SoFunction
Updated on 2024-11-15

Basic use of the basic Python crawler library request

request

Use urllib to deal with web authentication and cookies, you need to write Opener and Handler to deal with, it is very inconvenient, here we learn a more powerful library request

get()

Example:

import requests #Importing requests
html = ('/')# Use the get method to get page information
print()#retrieve (data)textAttribute View Page Code

Add parameters using param+dictionary

import requests  # Import requests
data = {
    'jl': '765',
    'kw': 'python',
    'kt': '3'
}
html = ('/',params=data)  # Add parameters
print()  # retrieve (data)textAttribute View Page Code

To add headers use headers+dictionary

import requests  # Import requests
headers = {
    'User-Agent': 'Mozilla/5.0 (Windows NT 10.0; Win64; x64) AppleWebKit/537.36 (KHTML, like Gecko) Chrome/80.0.3987.149 Safari/537.36'
}
data = {
    'jl': '765',
    'kw': 'python',
    'kt': '3'
}
html = ('/',headers=headers,params=data)  # Add parameters
print()  # retrieve (data)textAttribute View Page Code

Advanced Usage

Cookie settings, proxy settings, etc.

Cookies

Get cookies.

import requests  # Import requests
headers = {
    'User-Agent': 'Mozilla/5.0 (Windows NT 10.0; Win64; x64) AppleWebKit/537.36 (KHTML, like Gecko) Chrome/80.0.3987.149 Safari/537.36'
}
data = {
    'jl': '765',
    'kw': 'python',
    'kt': '3'
}
html = ('/qq_40966461/article/details/104974998',headers=headers,params=data)  # Add parameters
print()  # Call the text attribute to view the page code
for key,value in ():
    print(key+'='+value)

It's easy, just get the cookies attribute directly

Maintain session Session()

In requests, if the direct use of get () or post () and other methods can be done to simulate the web page request, but this is actually the equivalent of a different session, equivalent to the use of two browsers to open a different page, then you need to use session objects to maintain the conversation

import requests  # Import requests
headers = {
    'User-Agent': 'Mozilla/5.0 (Windows NT 10.0; Win64; x64) AppleWebKit/537.36 (KHTML, like Gecko) Chrome/80.0.3987.149 Safari/537.36'
}
data = {
    'jl': '765',
    'kw': 'python',
    'kt': '3'
}
html = ().get('/qq_40966461/article/details/104974998',headers=headers,params=data)  # Add parameters
print()  # Call the text attribute to view the page code
for key,value in ():
    print(key+'='+value)

Create a session object when calling the get method in the requests module.

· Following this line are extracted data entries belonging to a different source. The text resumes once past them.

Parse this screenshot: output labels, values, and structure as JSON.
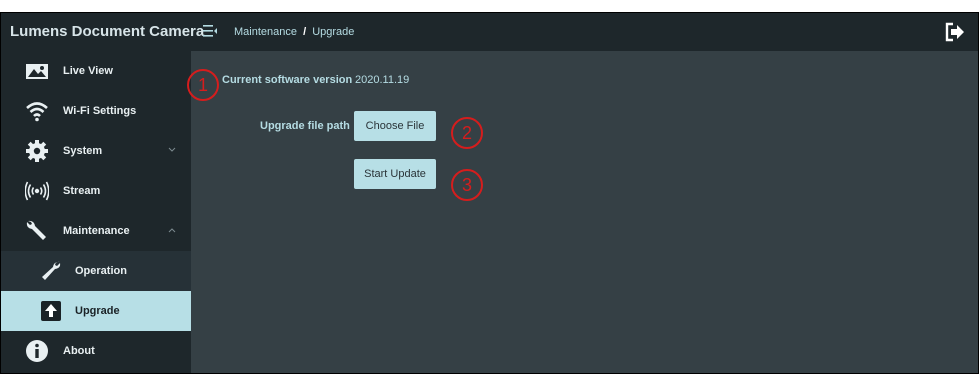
{
  "app": {
    "title": "Lumens Document Camera"
  },
  "breadcrumb": {
    "parent": "Maintenance",
    "separator": "/",
    "current": "Upgrade"
  },
  "sidebar": {
    "items": [
      {
        "label": "Live View",
        "icon": "image-icon"
      },
      {
        "label": "Wi-Fi Settings",
        "icon": "wifi-icon"
      },
      {
        "label": "System",
        "icon": "gear-icon",
        "chevron": "down"
      },
      {
        "label": "Stream",
        "icon": "broadcast-icon"
      },
      {
        "label": "Maintenance",
        "icon": "wrench-icon",
        "chevron": "up"
      },
      {
        "label": "Operation",
        "icon": "wrench-icon",
        "sub": true
      },
      {
        "label": "Upgrade",
        "icon": "upload-icon",
        "sub": true,
        "active": true
      },
      {
        "label": "About",
        "icon": "info-icon"
      }
    ]
  },
  "main": {
    "version_label": "Current software version",
    "version_value": "2020.11.19",
    "file_path_label": "Upgrade file path",
    "choose_file_label": "Choose File",
    "start_update_label": "Start Update"
  },
  "annotations": {
    "one": "1",
    "two": "2",
    "three": "3"
  },
  "colors": {
    "sidebar_bg": "#1e272b",
    "content_bg": "#354045",
    "accent": "#b7dfe6",
    "annotation": "#d51d1d"
  }
}
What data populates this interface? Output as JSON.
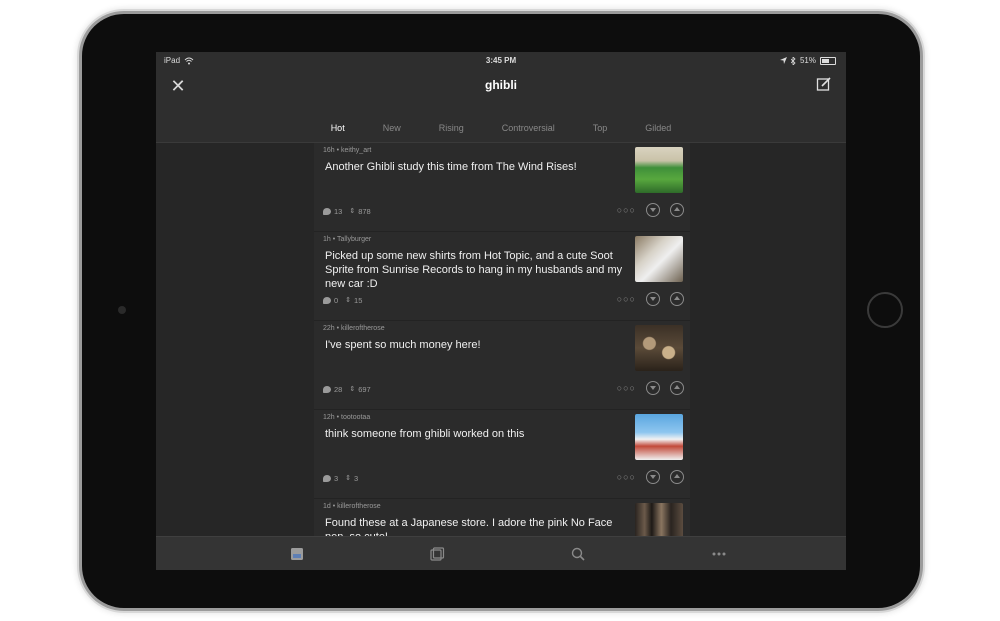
{
  "statusbar": {
    "device": "iPad",
    "time": "3:45 PM",
    "battery": "51%"
  },
  "nav": {
    "title": "ghibli",
    "close_icon": "close-icon",
    "compose_icon": "compose-icon"
  },
  "tabs": [
    {
      "label": "Hot",
      "active": true
    },
    {
      "label": "New"
    },
    {
      "label": "Rising"
    },
    {
      "label": "Controversial"
    },
    {
      "label": "Top"
    },
    {
      "label": "Gilded"
    }
  ],
  "posts": [
    {
      "meta": "16h • keithy_art",
      "title": "Another Ghibli study this time from The Wind Rises!",
      "comments": "13",
      "score": "878"
    },
    {
      "meta": "1h • Tallyburger",
      "title": "Picked up some new shirts from Hot Topic, and a cute Soot Sprite from Sunrise Records to hang in my husbands and my new car :D",
      "comments": "0",
      "score": "15"
    },
    {
      "meta": "22h • killeroftherose",
      "title": "I've spent so much money here!",
      "comments": "28",
      "score": "697"
    },
    {
      "meta": "12h • tootootaa",
      "title": "think someone from ghibli worked on this",
      "comments": "3",
      "score": "3"
    },
    {
      "meta": "1d • killeroftherose",
      "title": "Found these at a Japanese store. I adore the pink No Face pen, so cute!",
      "comments": "",
      "score": ""
    }
  ],
  "tabbar": [
    "feed-icon",
    "gallery-icon",
    "search-icon",
    "more-icon"
  ]
}
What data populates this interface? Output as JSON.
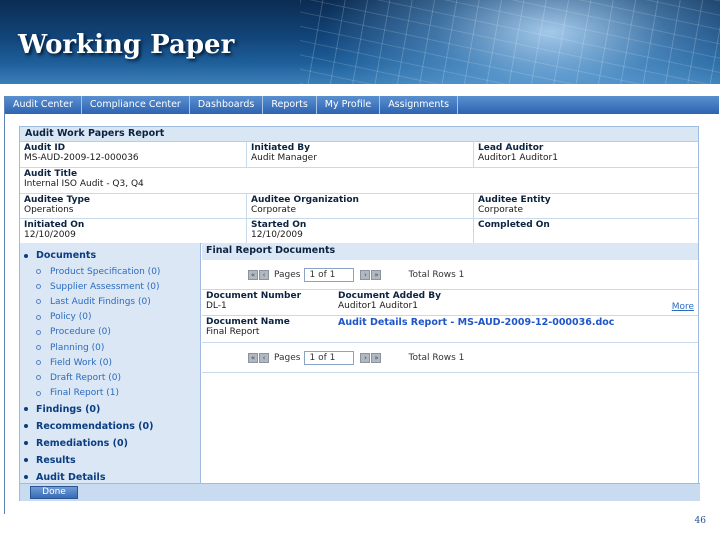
{
  "slide": {
    "title": "Working Paper",
    "page_number": "46"
  },
  "nav": [
    "Audit Center",
    "Compliance Center",
    "Dashboards",
    "Reports",
    "My Profile",
    "Assignments"
  ],
  "report": {
    "title": "Audit Work Papers Report",
    "audit_id": {
      "label": "Audit ID",
      "value": "MS-AUD-2009-12-000036"
    },
    "initiated_by": {
      "label": "Initiated By",
      "value": "Audit Manager"
    },
    "lead_auditor": {
      "label": "Lead Auditor",
      "value": "Auditor1 Auditor1"
    },
    "audit_title": {
      "label": "Audit Title",
      "value": "Internal ISO Audit - Q3, Q4"
    },
    "auditee_type": {
      "label": "Auditee Type",
      "value": "Operations"
    },
    "auditee_org": {
      "label": "Auditee Organization",
      "value": "Corporate"
    },
    "auditee_entity": {
      "label": "Auditee Entity",
      "value": "Corporate"
    },
    "initiated_on": {
      "label": "Initiated On",
      "value": "12/10/2009"
    },
    "started_on": {
      "label": "Started On",
      "value": "12/10/2009"
    },
    "completed_on": {
      "label": "Completed On",
      "value": ""
    }
  },
  "tree": {
    "documents": "Documents",
    "sub_items": [
      "Product Specification (0)",
      "Supplier Assessment (0)",
      "Last Audit Findings (0)",
      "Policy (0)",
      "Procedure (0)",
      "Planning (0)",
      "Field Work (0)",
      "Draft Report (0)",
      "Final Report (1)"
    ],
    "findings": "Findings (0)",
    "recommendations": "Recommendations (0)",
    "remediations": "Remediations (0)",
    "results": "Results",
    "audit_details": "Audit Details"
  },
  "docs": {
    "title": "Final Report Documents",
    "pager": {
      "pages_label": "Pages",
      "page_value": "1 of 1",
      "total_rows": "Total Rows 1"
    },
    "document_number": {
      "label": "Document Number",
      "value": "DL-1"
    },
    "document_added_by": {
      "label": "Document Added By",
      "value": "Auditor1 Auditor1"
    },
    "more_link": "More",
    "document_name": {
      "label": "Document Name",
      "value": "Final Report"
    },
    "document_link": "Audit Details Report - MS-AUD-2009-12-000036.doc"
  },
  "done_label": "Done",
  "colors": {
    "nav_bg": "#2d64b0",
    "panel_header": "#d9e6f4",
    "link": "#1e56c8"
  }
}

SSL Certificate Validation

import requests  # Import requests
headers = {
    'User-Agent': 'Mozilla/5.0 (Windows NT 10.0; Win64; x64) AppleWebKit/537.36 (KHTML, like Gecko) Chrome/80.0.3987.149 Safari/537.36'
}
response  = ('http://',headers=headers,verify = False)
print(response.status_code)

Verify=False is sufficient.

Proxy Settings

import requests  # Import requests
headers = {
    'User-Agent': 'Mozilla/5.0 (Windows NT 10.0; Win64; x64) AppleWebKit/537.36 (KHTML, like Gecko) Chrome/80.0.3987.149 Safari/537.36'
}
proxies = {
    "http":"http://183.166.132.176",
    "https":"https://183.166.132.176"
}
response  = ('http://',headers=headers,proxies=proxies,verify = False)
print(response.status_code)

Just add proxies and search for fast proxies.

timeout setting

Add parameter timeout= 1

authenticate

Add parameter auth=('username','password') to get

OAuth authentication method

to this article on the basic use of Python crawler basic library request article is introduced to this, more related Python crawler request library content please search for my previous posts or continue to browse the following related articles I hope you will support me in the future!